Predicting the future of legal IT

26 Oct 2012Feature

Technology often helps the legal profession take a leap forward, and predictive coding could be the next step. Damian Blackburn reports

Following on from last month's column on big data, is another hot topic in legal IT: predictive coding. While the technology that underpins predictive coding has been around for a while, it has only recently been allowed as a tool for lawyers to use in the discovery process, and is undoubtedly the shape of things to come for many law firms.

Predictive coding is a computer assisted method of checking electronic documents for relevant content. This is not a simple word search, but a complex pattern analysis based on intelligent algorithms. If you consider the amount of material generated in electronic format these days it's no surprise that there can be vast quantities of material available to the discovery process in a case. To date, discovery relating to electronic data has concentrated on finding and extracting the material from systems, but not checking the content. And while litigation support technologies have assisted searching on ?a fairly basic level, the selection and review of documents has been a human and more specifically qualified and experienced legal affair.

However the volume that systems are now outputting means that human checking is becoming a more time consuming and expensive option. In many cases, it is likely that material goes unchecked as a result of time or money constraints. In any event, the process of discovery has always been tempered by the notion that the effort and expense should be in proportion to the value of the case itself.
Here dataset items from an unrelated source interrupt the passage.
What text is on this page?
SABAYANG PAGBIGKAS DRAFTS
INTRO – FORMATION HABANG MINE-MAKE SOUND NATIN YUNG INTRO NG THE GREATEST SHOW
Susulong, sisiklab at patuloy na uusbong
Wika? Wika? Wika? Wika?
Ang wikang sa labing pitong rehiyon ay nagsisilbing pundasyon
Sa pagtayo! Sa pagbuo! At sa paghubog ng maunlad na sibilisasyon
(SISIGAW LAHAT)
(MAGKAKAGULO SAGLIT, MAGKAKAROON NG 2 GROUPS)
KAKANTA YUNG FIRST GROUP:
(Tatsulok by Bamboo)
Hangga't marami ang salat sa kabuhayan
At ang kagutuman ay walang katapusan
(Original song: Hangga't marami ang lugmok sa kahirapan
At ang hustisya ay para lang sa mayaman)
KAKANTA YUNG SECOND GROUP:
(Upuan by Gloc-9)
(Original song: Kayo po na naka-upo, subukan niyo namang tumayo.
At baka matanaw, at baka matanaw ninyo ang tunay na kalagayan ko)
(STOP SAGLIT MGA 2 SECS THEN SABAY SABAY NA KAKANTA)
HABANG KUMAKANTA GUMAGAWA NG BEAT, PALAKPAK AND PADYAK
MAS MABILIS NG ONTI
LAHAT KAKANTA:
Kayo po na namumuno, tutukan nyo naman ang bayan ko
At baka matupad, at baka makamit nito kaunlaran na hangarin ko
Human checking of electronic material is an expensive pursuit, and as information stores grow, one that will become more ?so over time. Recent studies suggest that human review of data stores is not necessarily the most accurate method of extracting relevant material.

Finesse the results

Much like Google's take on email and document storage, there is more emphasis on the search and ensuing results than there is on hierarchal storage structures. What this means is that huge repositories of documents can be searched without worrying so much about how they are sorted, and most importantly, about how many of them there are. The process allows legal experts to find relevant documentation in vast data stores by way of searching and reviewing search results by employing software with artificial intelligence built in.

The process starts with the collection of electronic data. It may be that you already have a data store (or have been provided with a discovery pack), or you may have to feed data into a store. For documents that are scanned into the data store, optical character recognition (OCR)may need to be applied as part of the process, in order to make documents searchable, and the same goes for PDF and picture format files. Many other forms of stored documents are already in a text form, and readily searchable.
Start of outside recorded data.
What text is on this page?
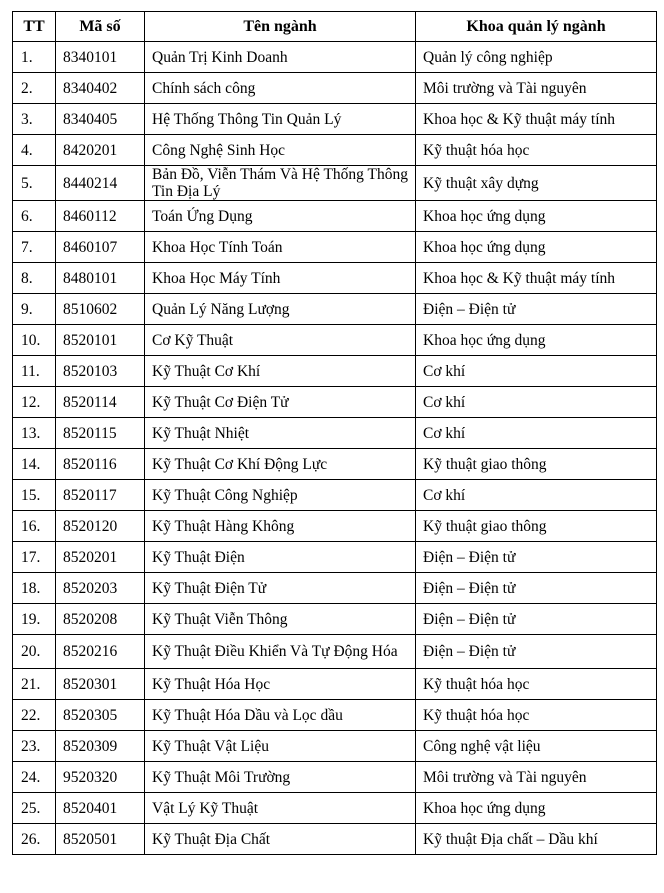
TT	Mã số	Tên ngành	Khoa quản lý ngành
1.	8340101	Quản Trị Kinh Doanh	Quản lý công nghiệp
2.	8340402	Chính sách công	Môi trường và Tài nguyên
3.	8340405	Hệ Thống Thông Tin Quản Lý	Khoa học & Kỹ thuật máy tính
4.	8420201	Công Nghệ Sinh Học	Kỹ thuật hóa học
5.	8440214	Bản Đồ, Viễn Thám Và Hệ Thống Thông Tin Địa Lý	Kỹ thuật xây dựng
6.	8460112	Toán Ứng Dụng	Khoa học ứng dụng
7.	8460107	Khoa Học Tính Toán	Khoa học ứng dụng
8.	8480101	Khoa Học Máy Tính	Khoa học & Kỹ thuật máy tính
9.	8510602	Quản Lý Năng Lượng	Điện – Điện tử
10.	8520101	Cơ Kỹ Thuật	Khoa học ứng dụng
11.	8520103	Kỹ Thuật Cơ Khí	Cơ khí
12.	8520114	Kỹ Thuật Cơ Điện Tử	Cơ khí
13.	8520115	Kỹ Thuật Nhiệt	Cơ khí
14.	8520116	Kỹ Thuật Cơ Khí Động Lực	Kỹ thuật giao thông
15.	8520117	Kỹ Thuật Công Nghiệp	Cơ khí
16.	8520120	Kỹ Thuật Hàng Không	Kỹ thuật giao thông
17.	8520201	Kỹ Thuật Điện	Điện – Điện tử
18.	8520203	Kỹ Thuật Điện Tử	Điện – Điện tử
19.	8520208	Kỹ Thuật Viễn Thông	Điện – Điện tử
20.	8520216	Kỹ Thuật Điều Khiển Và Tự Động Hóa	Điện – Điện tử
21.	8520301	Kỹ Thuật Hóa Học	Kỹ thuật hóa học
22.	8520305	Kỹ Thuật Hóa Dầu và Lọc dầu	Kỹ thuật hóa học
23.	8520309	Kỹ Thuật Vật Liệu	Công nghệ vật liệu
24.	9520320	Kỹ Thuật Môi Trường	Môi trường và Tài nguyên
25.	8520401	Vật Lý Kỹ Thuật	Khoa học ứng dụng
26.	8520501	Kỹ Thuật Địa Chất	Kỹ thuật Địa chất – Dầu khí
Once you have a complete data set, you load it into or attach it to a predictive coding software solution, and perform the first iteration of searching. This is where you put in a sample of words or phrases you are searching for, and run a search on the data, or a part of the data.

The results of the search should contain a sample of documents that will contain your search terms. Solicitors or other legal experts can then review these documents and grade them for usefulness, or responsiveness in the parlance of the technology vendors.
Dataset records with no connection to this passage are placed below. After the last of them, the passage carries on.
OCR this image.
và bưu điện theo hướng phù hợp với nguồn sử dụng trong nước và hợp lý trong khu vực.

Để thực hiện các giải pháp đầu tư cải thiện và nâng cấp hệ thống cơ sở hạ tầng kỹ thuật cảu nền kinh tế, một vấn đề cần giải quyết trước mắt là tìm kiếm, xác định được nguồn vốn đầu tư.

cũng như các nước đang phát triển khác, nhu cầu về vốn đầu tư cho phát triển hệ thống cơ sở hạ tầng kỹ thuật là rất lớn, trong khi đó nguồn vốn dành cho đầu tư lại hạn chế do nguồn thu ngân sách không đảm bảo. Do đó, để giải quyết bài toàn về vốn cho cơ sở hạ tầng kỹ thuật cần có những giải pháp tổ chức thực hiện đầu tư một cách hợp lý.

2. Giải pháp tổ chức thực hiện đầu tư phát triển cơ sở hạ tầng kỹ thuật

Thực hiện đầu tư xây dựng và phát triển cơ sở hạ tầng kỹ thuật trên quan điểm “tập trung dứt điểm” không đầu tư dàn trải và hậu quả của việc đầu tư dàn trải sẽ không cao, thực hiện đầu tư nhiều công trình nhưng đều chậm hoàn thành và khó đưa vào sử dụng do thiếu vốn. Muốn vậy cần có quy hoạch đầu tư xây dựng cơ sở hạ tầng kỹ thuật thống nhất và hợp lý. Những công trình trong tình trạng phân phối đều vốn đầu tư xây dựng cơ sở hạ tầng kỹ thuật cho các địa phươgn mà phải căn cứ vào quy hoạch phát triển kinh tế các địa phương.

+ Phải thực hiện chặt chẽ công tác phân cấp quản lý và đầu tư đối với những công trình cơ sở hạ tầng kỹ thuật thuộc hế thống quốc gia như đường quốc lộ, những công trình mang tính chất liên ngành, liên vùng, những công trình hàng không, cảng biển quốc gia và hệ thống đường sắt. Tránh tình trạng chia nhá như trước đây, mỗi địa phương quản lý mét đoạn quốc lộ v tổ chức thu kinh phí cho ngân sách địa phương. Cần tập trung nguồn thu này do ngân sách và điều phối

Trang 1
The scoring also allows the user to score non relevant documents, thus helping to limit the return on the next iteration. By putting in the responsiveness scores and running the search again, the software can, using algorithms and various clever means, return what should be a more meaningful set of results on the second search. By repeating the grading and searching process, you train the software to finesse the results on each iteration. At some point in the process, you should have a set of search parameters and algorithms that provide an optimised set of returned documents. It is likely that you will have run the initial searches on sub sets of the data, especially if the data set is vast. Once you are happy with the results, you can now release it on to the entire data store.

Handful of suppliers

It may sound relatively straightforward, but there are a number of factors that ensure that only a handful of software vendors can supply this type of technology at present. First, the search engines, with their complex search facilities and pattern analysis tools, are owned and more than likely heavily protected by a handful of suppliers.

Second, the potential size of the data store needing to be searched requires scalable software in order to be able to handle the volumes and thus scalable data repositories to store and manipulate them. At present, observers talk in terms of millions of documents, but the way data is being generated, this will only increase.

While it is still early days in terms of adoption, the fact that the software is reasonably mature, and that cloud computing has brought vast data centres and thus storage and processing power with it, the take up could be fairly quick.

Technology often provides a leap forward for the legal profession, and this one could be very significant.